Last October, the Egyptian newspaper Al Fagr published the cartoons in full- without a murmur of protest. The violence over the cartoons has less to do with religion than politics. It has emerged from a sense of grievance and victimhood that many Muslims feel about their treatment by Western societies, a sense that has been skillfully exploited by some Muslim organizations for their own ends.

Yet, even within this climate many Muslims remain opposed to censorship. Bünyamin Simsek is a councillor in the Danish city of Aarhus who helped organize a counter-demonstration to the cartoon protests. ‘There is’, he says, ‘a large group of Muslims in this city who want to live in a secular society and adhere to the principle that religion is an issue between them and God and not something that should involve society’. He is not alone.

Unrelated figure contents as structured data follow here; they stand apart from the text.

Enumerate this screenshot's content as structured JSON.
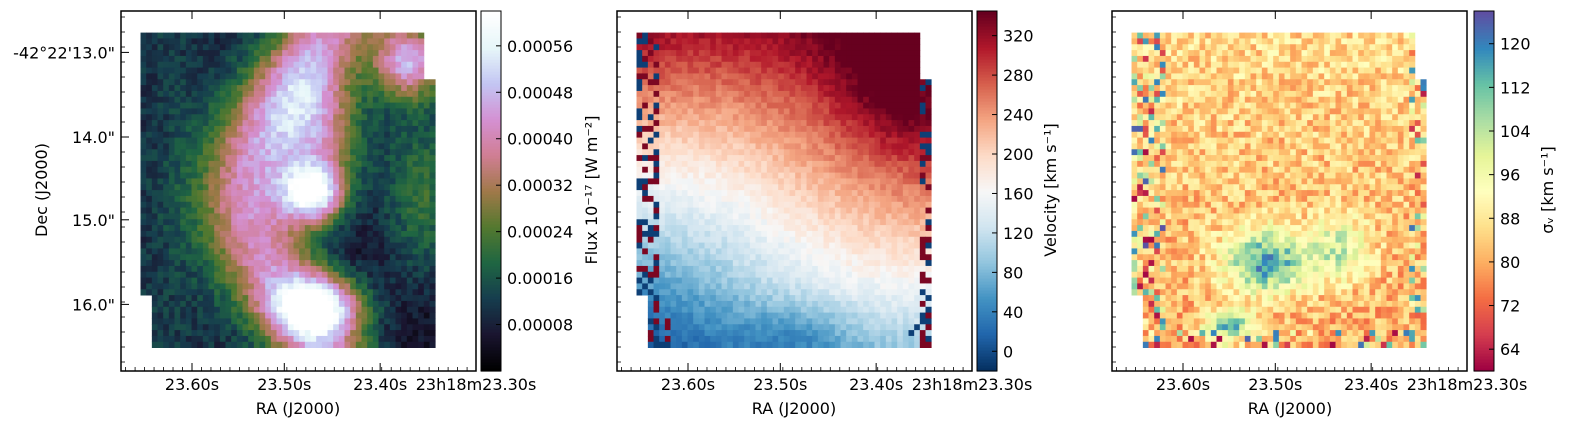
{
  "chart_data": [
    {
      "type": "heatmap",
      "xlabel": "RA (J2000)",
      "ylabel": "Dec (J2000)",
      "x_ticks": [
        "23.60s",
        "23.50s",
        "23.40s",
        "23h18m23.30s"
      ],
      "y_ticks": [
        "-42°22'13.0\"",
        "14.0\"",
        "15.0\"",
        "16.0\""
      ],
      "colorbar": {
        "label": "Flux 10⁻¹⁷ [W m⁻²]",
        "ticks": [
          "0.00008",
          "0.00016",
          "0.00024",
          "0.00032",
          "0.00040",
          "0.00048",
          "0.00056"
        ],
        "range": [
          0.0,
          0.00062
        ],
        "colormap": "cubehelix",
        "colors": [
          "#000000",
          "#1a1530",
          "#163d4e",
          "#1f6642",
          "#54792f",
          "#a07949",
          "#d07e93",
          "#d490d2",
          "#c3c5f3",
          "#e6f6f9",
          "#ffffff"
        ]
      }
    },
    {
      "type": "heatmap",
      "xlabel": "RA (J2000)",
      "x_ticks": [
        "23.60s",
        "23.50s",
        "23.40s",
        "23h18m23.30s"
      ],
      "colorbar": {
        "label": "Velocity [km s⁻¹]",
        "ticks": [
          "0",
          "40",
          "80",
          "120",
          "160",
          "200",
          "240",
          "280",
          "320"
        ],
        "range": [
          -20,
          345
        ],
        "colormap": "RdBu_r",
        "colors": [
          "#053061",
          "#2166ac",
          "#4393c3",
          "#92c5de",
          "#d1e5f0",
          "#f7f7f7",
          "#fddbc7",
          "#f4a582",
          "#d6604d",
          "#b2182b",
          "#67001f"
        ]
      }
    },
    {
      "type": "heatmap",
      "xlabel": "RA (J2000)",
      "x_ticks": [
        "23.60s",
        "23.50s",
        "23.40s",
        "23h18m23.30s"
      ],
      "colorbar": {
        "label": "σᵥ [km s⁻¹]",
        "ticks": [
          "64",
          "72",
          "80",
          "88",
          "96",
          "104",
          "112",
          "120"
        ],
        "range": [
          60,
          126
        ],
        "colormap": "Spectral",
        "colors": [
          "#9e0142",
          "#d53e4f",
          "#f46d43",
          "#fdae61",
          "#fee08b",
          "#ffffbf",
          "#e6f598",
          "#abdda4",
          "#66c2a5",
          "#3288bd",
          "#5e4fa2"
        ]
      }
    }
  ]
}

But his is the kind of voice that gets silenced in the rush to censor that which is deemed to cause offence. In the name of pluralism, the censors are helping to strengthen the hand of the most conservative elements within Muslim communities.

It is true that there is nothing particularly laudable about the cartoons themselves. They are at best childish, at worst distasteful. But free speech is nothing if it is not the right to be distasteful, even racist.

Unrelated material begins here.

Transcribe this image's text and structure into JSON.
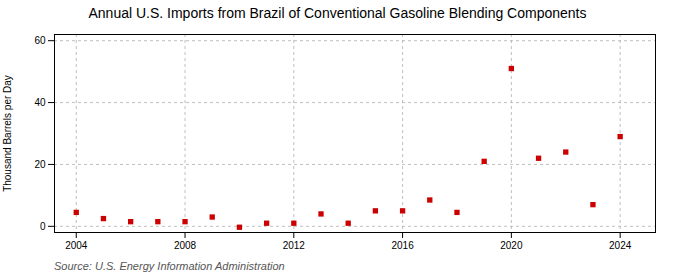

The ‘I believe in free speech but…’ argument leads to a pick ‘n’ mix attitude to what is tolerable. When British Muslim leader Iqbal Sacranie’s comments on homosexuality led recently to a police investigation, 22 Muslim leaders wrote to the Times demanding the right to be able to ‘freely express their views in an atmosphere free of intimidation or bullying’. Those same leaders deny such a right to newspapers publishing cartoons about Mohammed. Nick Griffin wants to be free to promote racist hatred, but wants to lock up Islamic clerics who do the same. Many of those happy to see cartoons lampooning Mohammed draw the line at anything mocking the Holocaust. It is fast becoming a case of ‘My speech should be free, but yours is too costly’. What is, in fact, too costly is giving in to the demand not to cause offence. If we really believe in free speech, there can be no buts.